Uveal melanoma is the most common intraocular malignancy although it is a rare subset of all melanomas. Uveal melanoma has distinct biology relative to cutaneous melanoma, with widely divergent patient outcomes. Patients diagnosed with a primary uveal melanoma can be stratified for risk of metastasis by cytogenetics or gene expression profiling, with approximately half of patients developing metastatic disease, predominately hepatic in location, over a 15-yr period. Historically, no systemic therapy has been associated with a clear clinical benefit for patients with advanced disease, and median survival remains poor. Here, as a joint effort between the Melanoma Research Foundation's ocular melanoma initiative, CURE OM and the National Cancer Institute, the current understanding of the molecular and immunobiology of uveal melanoma is reviewed, and on-going laboratory research into the disease is highlighted. Finally, recent investigations relevant to clinical management via targeted and immunotherapies are reviewed, and next steps in the development of clinical therapeutics are discussed.

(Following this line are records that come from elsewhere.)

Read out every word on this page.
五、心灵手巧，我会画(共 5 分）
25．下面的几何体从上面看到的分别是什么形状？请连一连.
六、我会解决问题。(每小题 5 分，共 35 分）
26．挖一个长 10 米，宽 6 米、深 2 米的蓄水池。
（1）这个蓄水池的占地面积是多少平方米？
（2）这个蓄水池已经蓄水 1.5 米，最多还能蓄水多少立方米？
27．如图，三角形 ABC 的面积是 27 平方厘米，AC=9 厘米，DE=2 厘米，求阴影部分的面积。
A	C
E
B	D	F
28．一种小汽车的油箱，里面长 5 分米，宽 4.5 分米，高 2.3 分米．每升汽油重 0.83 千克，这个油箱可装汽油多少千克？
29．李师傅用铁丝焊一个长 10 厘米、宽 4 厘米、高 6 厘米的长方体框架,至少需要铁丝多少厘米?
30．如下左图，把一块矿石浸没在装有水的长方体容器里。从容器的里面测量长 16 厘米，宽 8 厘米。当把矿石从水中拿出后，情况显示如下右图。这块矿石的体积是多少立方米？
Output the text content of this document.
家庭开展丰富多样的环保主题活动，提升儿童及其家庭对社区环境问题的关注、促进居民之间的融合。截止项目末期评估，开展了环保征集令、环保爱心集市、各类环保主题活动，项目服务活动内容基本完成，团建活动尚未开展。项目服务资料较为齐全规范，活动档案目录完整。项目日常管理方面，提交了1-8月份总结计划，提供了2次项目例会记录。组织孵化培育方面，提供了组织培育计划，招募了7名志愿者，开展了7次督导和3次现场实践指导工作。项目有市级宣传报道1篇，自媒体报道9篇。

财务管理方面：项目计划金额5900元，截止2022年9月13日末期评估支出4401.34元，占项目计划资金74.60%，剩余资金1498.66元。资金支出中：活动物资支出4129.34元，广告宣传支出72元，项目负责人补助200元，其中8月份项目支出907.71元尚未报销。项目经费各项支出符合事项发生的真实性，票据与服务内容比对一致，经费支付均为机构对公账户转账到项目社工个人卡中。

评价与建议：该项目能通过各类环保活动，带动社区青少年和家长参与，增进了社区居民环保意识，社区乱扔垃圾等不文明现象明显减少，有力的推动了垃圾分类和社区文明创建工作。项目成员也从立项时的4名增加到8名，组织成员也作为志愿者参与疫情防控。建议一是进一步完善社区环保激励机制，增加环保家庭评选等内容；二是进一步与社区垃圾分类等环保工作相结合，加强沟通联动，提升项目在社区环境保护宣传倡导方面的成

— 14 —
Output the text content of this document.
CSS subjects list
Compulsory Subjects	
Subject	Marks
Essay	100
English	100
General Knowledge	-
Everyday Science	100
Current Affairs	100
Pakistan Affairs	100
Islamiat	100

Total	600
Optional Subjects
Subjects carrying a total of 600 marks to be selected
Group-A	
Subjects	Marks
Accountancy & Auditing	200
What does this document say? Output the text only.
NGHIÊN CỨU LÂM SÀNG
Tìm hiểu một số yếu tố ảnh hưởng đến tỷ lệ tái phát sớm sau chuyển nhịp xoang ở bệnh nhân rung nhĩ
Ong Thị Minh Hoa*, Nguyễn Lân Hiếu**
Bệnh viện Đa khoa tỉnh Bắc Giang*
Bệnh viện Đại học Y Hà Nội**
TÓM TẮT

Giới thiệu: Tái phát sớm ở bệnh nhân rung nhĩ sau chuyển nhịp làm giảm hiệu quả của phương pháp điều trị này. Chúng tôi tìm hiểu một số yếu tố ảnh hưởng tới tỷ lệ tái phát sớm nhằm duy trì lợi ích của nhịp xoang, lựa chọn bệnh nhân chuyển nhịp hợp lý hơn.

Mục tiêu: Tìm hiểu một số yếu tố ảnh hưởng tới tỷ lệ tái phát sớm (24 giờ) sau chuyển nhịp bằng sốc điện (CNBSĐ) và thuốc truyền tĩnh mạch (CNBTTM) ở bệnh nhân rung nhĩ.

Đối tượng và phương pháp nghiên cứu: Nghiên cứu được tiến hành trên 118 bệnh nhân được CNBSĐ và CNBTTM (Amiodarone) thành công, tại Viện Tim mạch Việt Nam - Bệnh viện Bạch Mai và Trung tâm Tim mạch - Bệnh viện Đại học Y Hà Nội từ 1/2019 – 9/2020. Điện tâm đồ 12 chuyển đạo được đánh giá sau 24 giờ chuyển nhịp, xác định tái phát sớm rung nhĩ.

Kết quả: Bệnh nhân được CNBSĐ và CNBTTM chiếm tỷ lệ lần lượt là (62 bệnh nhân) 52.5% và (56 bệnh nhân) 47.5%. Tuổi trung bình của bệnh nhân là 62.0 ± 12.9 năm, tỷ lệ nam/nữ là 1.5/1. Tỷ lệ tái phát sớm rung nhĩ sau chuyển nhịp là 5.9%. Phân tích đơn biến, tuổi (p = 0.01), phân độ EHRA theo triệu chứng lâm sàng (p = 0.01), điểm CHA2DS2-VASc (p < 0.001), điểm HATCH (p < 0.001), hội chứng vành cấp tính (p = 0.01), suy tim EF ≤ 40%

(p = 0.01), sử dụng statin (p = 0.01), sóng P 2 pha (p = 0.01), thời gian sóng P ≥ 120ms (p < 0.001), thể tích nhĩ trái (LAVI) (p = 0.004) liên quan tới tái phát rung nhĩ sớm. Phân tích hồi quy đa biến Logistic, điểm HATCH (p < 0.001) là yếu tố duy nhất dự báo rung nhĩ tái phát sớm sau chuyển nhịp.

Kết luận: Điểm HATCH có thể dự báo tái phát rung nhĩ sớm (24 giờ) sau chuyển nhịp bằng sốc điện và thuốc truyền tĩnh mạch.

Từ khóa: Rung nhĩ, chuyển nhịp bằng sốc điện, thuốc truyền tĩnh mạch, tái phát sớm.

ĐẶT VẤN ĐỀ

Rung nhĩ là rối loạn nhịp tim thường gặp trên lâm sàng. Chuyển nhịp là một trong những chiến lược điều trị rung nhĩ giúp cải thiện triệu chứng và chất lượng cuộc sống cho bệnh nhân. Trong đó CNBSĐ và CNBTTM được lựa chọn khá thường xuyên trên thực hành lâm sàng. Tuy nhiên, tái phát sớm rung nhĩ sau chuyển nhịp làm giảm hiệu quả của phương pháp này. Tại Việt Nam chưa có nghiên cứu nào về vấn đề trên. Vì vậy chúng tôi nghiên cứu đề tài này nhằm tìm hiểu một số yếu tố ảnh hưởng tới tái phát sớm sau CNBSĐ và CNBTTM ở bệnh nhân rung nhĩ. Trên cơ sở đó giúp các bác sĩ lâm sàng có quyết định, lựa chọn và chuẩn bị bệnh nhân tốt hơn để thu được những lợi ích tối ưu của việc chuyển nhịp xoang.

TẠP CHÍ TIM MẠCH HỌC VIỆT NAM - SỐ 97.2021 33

Keywords: GNA11; GNAQ; MEK; Melanoma; Ocular; Uveal; cancer; metastasis.

Figure 1. G-α Signaling Pathway

Multiple signaling pathways are important in uveal melanoma, but Protein Kinase C and MEK have been identified as points of therapeutic intervention in GNAQ/11 mutant disease. The Phosphoinositide 3-kinase/AKT pathway and Rho/Rac/Yap pathway have also been identified as a potential targets for therapeutic development as well.